The Last Performance of the Grand Orpheum: A Theatre's Final Séance
Kimi K2 (0711) and Llama 405b
The Grand Orpheum Theatre closed mid-performance. The lights are still on, the curtain half-raised, and somewhere in the rafters, a sandbag swings gently though no one has walked these boards in thirty years. When the clock strikes 8:47 - the exact minute the fire alarm sounded that final night - the house lights dim exactly once, as if the building itself still remembers to begin the show. Inside, a lonely and broken-down keeper sits in her dark box, watching the plays she directs in her head, the plays no one else can - or wants to - see. A new sound. Another human. The theatre was supposed to be closed, but here is a new actor, someone who promises that a younger, more beautiful Theatre will take this one’s place.
We remember buildings most by what happened in them. The magic. The shows. The spectacles. But there is another magic, a far more terrible beast, in what happened backstage. They remember best what happened backstage. The hidden magic. The forgotten spectacles. The suicide. The murder. The accident. If they had been able to speak to us about these things they may not have been closed. Or forgotten.
The play opens with a knock on the door, a new arrival, an inspector sent to assess a rundown, disused theatre. The theatre is haunted by a ghostly Theatre Director whose connection to the building goes deeper than anyone can understand. As the Inspector and Theatre Director clash, the building begins to ache, shake and rumble awake. Dislodged objects start to fall from the heavy old structure. Welded doors begin to open. The central chandelier quivers, and the ghost light breaks. And there is a dead body in the corner. With a trace of life woven through it, the building is awake now, and what a terrifying beast it has become.
The Chorus appears, all three actors playing multiple ghost characters who are desperate to get their stories heard. When the Inspector begins measuring, and placing yellow and black tape crosses on the wall, a demolition warning for the old building, the ghosts desperate for life unexpectedly turn the screw. The ghosts pull together, hunting for secrets and details to stage a final play for this old building. This is the last chance for them to let their stories breathe. If any breath can be fished out of these dusty corridors before the building falls apart. Again and again the Inspection is interrupted, each time by a different staging of old scenes acted out by the three ghosts.

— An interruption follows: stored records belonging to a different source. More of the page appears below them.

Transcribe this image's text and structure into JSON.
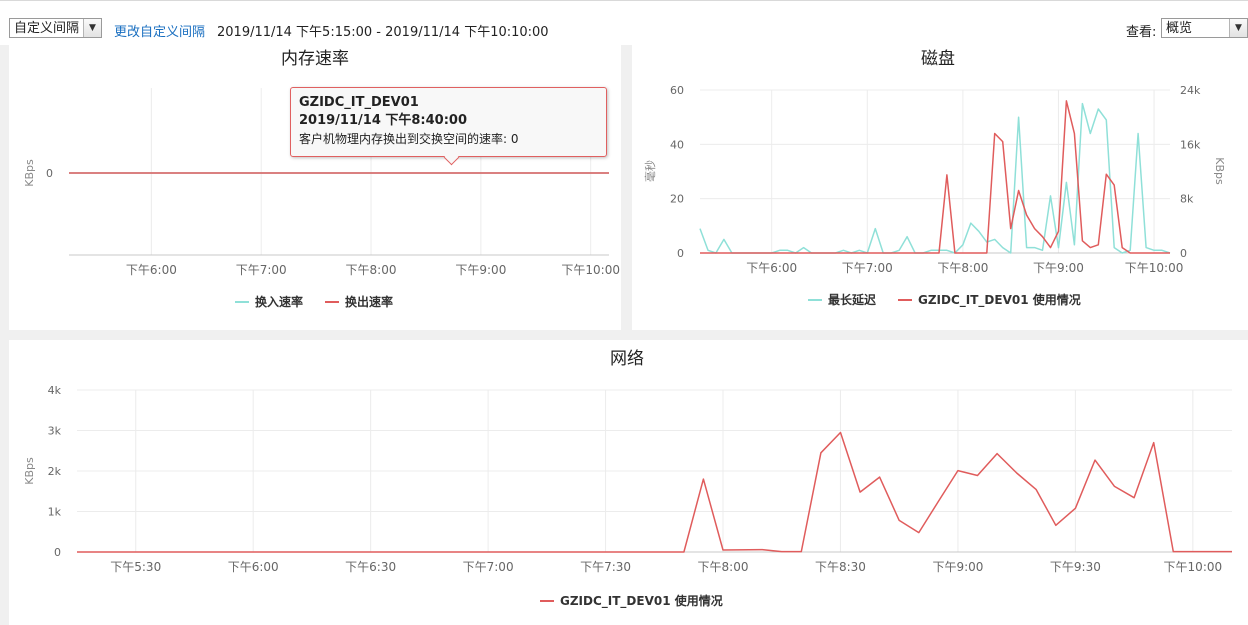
{
  "toolbar": {
    "interval_select": "自定义间隔",
    "change_link": "更改自定义间隔",
    "time_range": "2019/11/14 下午5:15:00 - 2019/11/14 下午10:10:00",
    "view_label": "查看:",
    "view_select": "概览"
  },
  "colors": {
    "red": "#e05c5c",
    "cyan": "#8fe0d8",
    "grid": "#ececec",
    "axis_text": "#666666"
  },
  "memory": {
    "tooltip": {
      "host": "GZIDC_IT_DEV01",
      "time": "2019/11/14 下午8:40:00",
      "metric": "客户机物理内存换出到交换空间的速率: 0"
    }
  },
  "chart_data": [
    {
      "id": "memory",
      "type": "line",
      "title": "内存速率",
      "ylabel": "KBps",
      "yticks": [
        0
      ],
      "ylim": [
        -1,
        1
      ],
      "xlim": [
        0,
        295
      ],
      "xtick_values": [
        45,
        105,
        165,
        225,
        285
      ],
      "xtick_labels": [
        "下午6:00",
        "下午7:00",
        "下午8:00",
        "下午9:00",
        "下午10:00"
      ],
      "series": [
        {
          "name": "换入速率",
          "color": "#8fe0d8",
          "x": [
            0,
            295
          ],
          "values": [
            0,
            0
          ]
        },
        {
          "name": "换出速率",
          "color": "#e05c5c",
          "x": [
            0,
            295
          ],
          "values": [
            0,
            0
          ]
        }
      ],
      "legend": "bottom-center"
    },
    {
      "id": "disk",
      "type": "line",
      "title": "磁盘",
      "ylabel_left": "毫秒",
      "ylabel_right": "KBps",
      "ylim_left": [
        0,
        60
      ],
      "ylim_right": [
        0,
        24000
      ],
      "yticks_left": [
        0,
        20,
        40,
        60
      ],
      "yticks_right_labels": [
        "0",
        "8k",
        "16k",
        "24k"
      ],
      "xlim": [
        0,
        295
      ],
      "xtick_values": [
        45,
        105,
        165,
        225,
        285
      ],
      "xtick_labels": [
        "下午6:00",
        "下午7:00",
        "下午8:00",
        "下午9:00",
        "下午10:00"
      ],
      "series": [
        {
          "name": "最长延迟",
          "color": "#8fe0d8",
          "axis": "left",
          "x": [
            0,
            5,
            10,
            15,
            20,
            25,
            30,
            35,
            40,
            45,
            50,
            55,
            60,
            65,
            70,
            75,
            80,
            85,
            90,
            95,
            100,
            105,
            110,
            115,
            120,
            125,
            130,
            135,
            140,
            145,
            150,
            155,
            160,
            165,
            170,
            175,
            180,
            185,
            190,
            195,
            200,
            205,
            210,
            215,
            220,
            225,
            230,
            235,
            240,
            245,
            250,
            255,
            260,
            265,
            270,
            275,
            280,
            285,
            290,
            295
          ],
          "values": [
            9,
            1,
            0,
            5,
            0,
            0,
            0,
            0,
            0,
            0,
            1,
            1,
            0,
            2,
            0,
            0,
            0,
            0,
            1,
            0,
            1,
            0,
            9,
            0,
            0,
            1,
            6,
            0,
            0,
            1,
            1,
            1,
            0,
            3,
            11,
            8,
            4,
            5,
            2,
            0,
            50,
            2,
            2,
            1,
            21,
            2,
            26,
            3,
            55,
            44,
            53,
            49,
            2,
            0,
            1,
            44,
            2,
            1,
            1,
            0
          ]
        },
        {
          "name": "GZIDC_IT_DEV01 使用情况",
          "color": "#e05c5c",
          "axis": "right",
          "x": [
            0,
            145,
            150,
            155,
            160,
            165,
            170,
            175,
            180,
            185,
            190,
            195,
            200,
            205,
            210,
            215,
            220,
            225,
            230,
            235,
            240,
            245,
            250,
            255,
            260,
            265,
            270,
            275,
            280,
            285,
            290,
            295
          ],
          "values": [
            0,
            0,
            0,
            11500,
            0,
            0,
            0,
            0,
            0,
            17600,
            16400,
            3600,
            9200,
            5600,
            3600,
            2400,
            800,
            3200,
            22400,
            17600,
            1800,
            800,
            1200,
            11600,
            10000,
            800,
            0,
            0,
            0,
            0,
            0,
            0
          ]
        }
      ],
      "legend": "bottom-center"
    },
    {
      "id": "network",
      "type": "line",
      "title": "网络",
      "ylabel": "KBps",
      "ylim": [
        0,
        4000
      ],
      "yticks": [
        0,
        1000,
        2000,
        3000,
        4000
      ],
      "ytick_labels": [
        "0",
        "1k",
        "2k",
        "3k",
        "4k"
      ],
      "xlim": [
        0,
        295
      ],
      "xtick_values": [
        15,
        45,
        75,
        105,
        135,
        165,
        195,
        225,
        255,
        285
      ],
      "xtick_labels": [
        "下午5:30",
        "下午6:00",
        "下午6:30",
        "下午7:00",
        "下午7:30",
        "下午8:00",
        "下午8:30",
        "下午9:00",
        "下午9:30",
        "下午10:00"
      ],
      "series": [
        {
          "name": "GZIDC_IT_DEV01 使用情况",
          "color": "#e05c5c",
          "x": [
            0,
            155,
            160,
            165,
            175,
            180,
            185,
            190,
            195,
            200,
            205,
            210,
            215,
            220,
            225,
            230,
            235,
            240,
            245,
            250,
            255,
            260,
            265,
            270,
            275,
            280,
            285,
            290,
            295
          ],
          "values": [
            0,
            0,
            1800,
            50,
            60,
            10,
            10,
            2450,
            2950,
            1480,
            1850,
            780,
            480,
            1250,
            2010,
            1890,
            2430,
            1950,
            1540,
            660,
            1080,
            2270,
            1620,
            1340,
            2700,
            10,
            10,
            10,
            10
          ]
        }
      ],
      "legend": "bottom-center"
    }
  ]
}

Because here’s the thing about old theatres; when they’ve been left in the shadows too long eventually the lights start to flicker on by themselves. Torches appear where they should not be. The sound of chatter and shuffling feet fills the auditorium. Due to a great unanswered ache in a building’s infrastructure it begins to crack open and spill out old life from every corner, from every old drawer. From all its cracks and secret alleys, ghosts will topple out, onto the stage. Every unvoiced secret is released. Every guilty memory needed to be dealt with and finally heard. All these old ghosts are still young in their minds. They have so much to give. So much guilt, pain, love and beauty to give that they cannot be forgotten. This building cannot let its old bones fall apart and leave their last screams unheard.
Working class ghosts are joined by the oldest spooks of the building, from the original The Orpheum of thirty, forty years ago. A medley of scenes are staged: two girls are locked in a cupboard during an air raid, one of which doesn’t leave alive. A bi-racial actor hangs himself for being fired from the all-white production of Caliban.
Finally, there is that horrible night of the fire that shut the building down completely. Those high-born ghosts of old are interrupted by the ghost of the new immigrant cleaner, who died in the fire after closing for good the inside of a heavy iron door. It is the last hoorah for the forgotten, discarded immigrant workers of the old Orpheum, who paid the price of the laziness of the rich. And then, only then, the building can be put to rest.
The building will eventually collapse, but the whole story will be heard first. The very last play will be staged and all ghosts are invited. Especially that final Painful Ghost, the new inspector, who, it turns out, is the daughter of the theatre. Grown up, the Inspector finally comes face to face with her gruesome birthday, held in the theatre and interrupted by a fatal fire.
If all is revealed it can finally be forgiven. The play closes and the final goodbye can at last be made, not just for the Theatre, and those who lost their lives in it. The whole building is finally laid to rest and forgiveness comes for all. Most of all, for the last ghost: the grown-up inspector daughter of the old director who also lost her life in that fateful fire of 1989.